Conventional Farming – Harmful to the Soil:
Fertilizers have transformed into chemicals ( insecticides, herbicides and genetically modified varieties) which help produce greater crop yields with less labor. Farms grew larger, less diversified and animals were moved off the pasture into high production confinement facilities, essentially becoming industrialized. The following illustrates how a complex natural system became simplified and destroyed the soil.
– Use of chemical fertilizers – plants are force-fed synthetic compounds (often petroleum based) designed to maximize growth and yield. This process interferes with the natural relationship between plants and microorganisms.

– Insecticides, fungicides and herbicides – reduce biodiversity which is critical in the farm ecosystem. Fungicides can destroy the beneficial fungi in the soil that connect plant communities, and help plants access water and nutrients.

– Tilling the ground – in effect, destroys the vibrant underground ecosystem where the soil microorganisms reside and function and make up the vital structure of the soil.

– Monoculture planting – raising single crops versus a diverse array of plants. This reduces costs but comes a cost of disrupting soil ecology. We need a diversity of microbes to do their specialty work. According to biologist Anne Bikle: “Fewer kinds of microorganisms in the soil means that plants receive less in the way of beneficial compounds and molecules that soil microbes make.”

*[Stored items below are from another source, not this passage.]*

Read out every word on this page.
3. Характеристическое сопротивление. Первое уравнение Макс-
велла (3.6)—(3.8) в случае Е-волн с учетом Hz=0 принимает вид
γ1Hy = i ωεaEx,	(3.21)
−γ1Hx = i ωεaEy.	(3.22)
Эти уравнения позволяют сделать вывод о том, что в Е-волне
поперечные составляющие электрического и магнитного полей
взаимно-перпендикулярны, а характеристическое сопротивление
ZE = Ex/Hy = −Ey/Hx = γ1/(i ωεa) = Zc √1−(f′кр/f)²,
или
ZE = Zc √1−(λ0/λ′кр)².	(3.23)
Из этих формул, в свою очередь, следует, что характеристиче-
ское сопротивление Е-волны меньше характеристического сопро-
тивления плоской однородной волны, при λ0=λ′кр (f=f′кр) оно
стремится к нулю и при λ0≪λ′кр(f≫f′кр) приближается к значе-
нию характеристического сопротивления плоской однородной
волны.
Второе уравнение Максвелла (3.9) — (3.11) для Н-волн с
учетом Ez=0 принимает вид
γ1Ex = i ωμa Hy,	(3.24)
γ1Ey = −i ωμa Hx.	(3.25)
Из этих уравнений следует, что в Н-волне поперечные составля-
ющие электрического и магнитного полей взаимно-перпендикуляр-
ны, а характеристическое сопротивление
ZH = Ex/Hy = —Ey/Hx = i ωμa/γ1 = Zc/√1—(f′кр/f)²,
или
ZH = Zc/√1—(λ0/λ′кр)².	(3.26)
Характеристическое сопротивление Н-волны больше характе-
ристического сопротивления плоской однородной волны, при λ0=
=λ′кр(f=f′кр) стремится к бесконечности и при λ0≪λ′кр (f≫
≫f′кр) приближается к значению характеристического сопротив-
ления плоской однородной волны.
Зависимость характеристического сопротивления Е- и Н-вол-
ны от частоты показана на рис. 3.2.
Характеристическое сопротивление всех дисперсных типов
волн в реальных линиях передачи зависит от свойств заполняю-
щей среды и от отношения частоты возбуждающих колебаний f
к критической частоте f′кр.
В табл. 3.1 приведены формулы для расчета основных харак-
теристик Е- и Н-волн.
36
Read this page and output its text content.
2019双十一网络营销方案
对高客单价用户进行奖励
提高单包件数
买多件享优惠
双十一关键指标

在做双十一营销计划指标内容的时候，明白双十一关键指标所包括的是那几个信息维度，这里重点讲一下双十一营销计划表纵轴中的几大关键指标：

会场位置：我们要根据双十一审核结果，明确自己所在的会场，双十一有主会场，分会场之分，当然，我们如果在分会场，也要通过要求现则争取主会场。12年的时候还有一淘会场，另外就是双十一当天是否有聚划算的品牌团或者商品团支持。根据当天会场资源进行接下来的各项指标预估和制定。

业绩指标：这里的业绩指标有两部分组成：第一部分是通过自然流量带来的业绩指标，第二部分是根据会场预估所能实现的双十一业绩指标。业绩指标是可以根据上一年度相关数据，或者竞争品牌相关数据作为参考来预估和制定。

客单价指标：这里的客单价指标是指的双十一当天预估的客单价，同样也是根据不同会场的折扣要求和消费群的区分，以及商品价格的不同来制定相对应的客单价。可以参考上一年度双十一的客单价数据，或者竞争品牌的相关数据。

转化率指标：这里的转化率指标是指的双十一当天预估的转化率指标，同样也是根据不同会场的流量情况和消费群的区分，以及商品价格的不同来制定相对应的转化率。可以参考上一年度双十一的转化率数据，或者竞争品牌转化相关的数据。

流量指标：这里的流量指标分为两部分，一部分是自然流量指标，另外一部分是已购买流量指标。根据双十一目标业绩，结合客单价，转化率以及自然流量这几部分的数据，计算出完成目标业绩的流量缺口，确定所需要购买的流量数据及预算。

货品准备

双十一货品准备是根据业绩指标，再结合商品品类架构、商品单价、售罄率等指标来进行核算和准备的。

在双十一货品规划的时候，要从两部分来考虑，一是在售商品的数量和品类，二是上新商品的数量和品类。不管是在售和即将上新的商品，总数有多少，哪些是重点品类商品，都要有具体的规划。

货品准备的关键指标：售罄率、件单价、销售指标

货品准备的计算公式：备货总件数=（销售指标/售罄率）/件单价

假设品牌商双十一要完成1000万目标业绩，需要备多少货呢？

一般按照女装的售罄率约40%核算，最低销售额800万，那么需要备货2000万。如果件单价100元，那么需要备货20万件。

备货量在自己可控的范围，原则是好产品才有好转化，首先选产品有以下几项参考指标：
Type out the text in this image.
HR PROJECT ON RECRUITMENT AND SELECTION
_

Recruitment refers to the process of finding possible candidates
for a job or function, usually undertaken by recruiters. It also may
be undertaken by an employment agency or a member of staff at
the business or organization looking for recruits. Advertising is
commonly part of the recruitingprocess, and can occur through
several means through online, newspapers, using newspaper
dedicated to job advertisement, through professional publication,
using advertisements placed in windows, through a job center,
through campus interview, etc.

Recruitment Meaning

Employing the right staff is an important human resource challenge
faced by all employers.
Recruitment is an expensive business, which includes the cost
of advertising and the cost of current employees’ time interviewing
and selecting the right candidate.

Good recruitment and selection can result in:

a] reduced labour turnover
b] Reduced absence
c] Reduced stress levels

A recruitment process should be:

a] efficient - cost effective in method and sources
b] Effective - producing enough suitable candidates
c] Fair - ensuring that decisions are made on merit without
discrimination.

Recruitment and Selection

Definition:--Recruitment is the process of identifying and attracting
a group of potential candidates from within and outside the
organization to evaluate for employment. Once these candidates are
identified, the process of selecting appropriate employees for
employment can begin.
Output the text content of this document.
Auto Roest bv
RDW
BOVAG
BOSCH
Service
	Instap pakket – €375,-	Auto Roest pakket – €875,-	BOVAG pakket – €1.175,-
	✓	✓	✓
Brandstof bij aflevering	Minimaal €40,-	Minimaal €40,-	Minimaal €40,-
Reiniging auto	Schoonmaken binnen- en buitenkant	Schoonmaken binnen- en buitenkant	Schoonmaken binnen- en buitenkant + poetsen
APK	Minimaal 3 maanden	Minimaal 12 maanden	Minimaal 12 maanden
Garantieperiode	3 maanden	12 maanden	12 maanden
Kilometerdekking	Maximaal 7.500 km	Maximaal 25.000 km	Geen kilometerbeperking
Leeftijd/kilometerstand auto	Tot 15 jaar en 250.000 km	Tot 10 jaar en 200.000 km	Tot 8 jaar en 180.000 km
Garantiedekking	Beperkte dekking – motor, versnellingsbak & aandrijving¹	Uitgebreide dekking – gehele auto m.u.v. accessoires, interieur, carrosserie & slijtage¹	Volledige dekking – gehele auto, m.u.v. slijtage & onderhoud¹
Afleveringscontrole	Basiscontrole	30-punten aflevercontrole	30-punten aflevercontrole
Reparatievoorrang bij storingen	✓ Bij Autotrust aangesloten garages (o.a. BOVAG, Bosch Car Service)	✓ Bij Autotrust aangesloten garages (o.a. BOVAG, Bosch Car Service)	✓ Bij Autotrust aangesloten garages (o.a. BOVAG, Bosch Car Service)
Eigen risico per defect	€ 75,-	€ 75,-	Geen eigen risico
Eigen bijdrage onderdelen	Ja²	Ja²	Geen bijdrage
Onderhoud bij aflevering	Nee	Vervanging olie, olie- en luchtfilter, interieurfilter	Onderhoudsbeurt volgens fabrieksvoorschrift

How To Locate Healthy Food From Good Soil

⁃ Buy organic ( best way to avoid pesticides, herbicides, fungicides and GMO’s)

⁃ Speak with farmer and ask questions ( Do you till? Do you use chemicals? How does the farmer promote biodiversity? Do animals graze on the farm?

⁃ Engage your senses ( use your eyes, sense of smell – healthy plants that interact with good soil produce strong and specific smells and tastes).

⁃ Buy meat, eggs and dairy from pasture raised animals. Grazing animals basically eat healthy herbs all day long.

⁃ Grow your own food by focusing on nutrient-dense plants. But you need to start with healthy soil.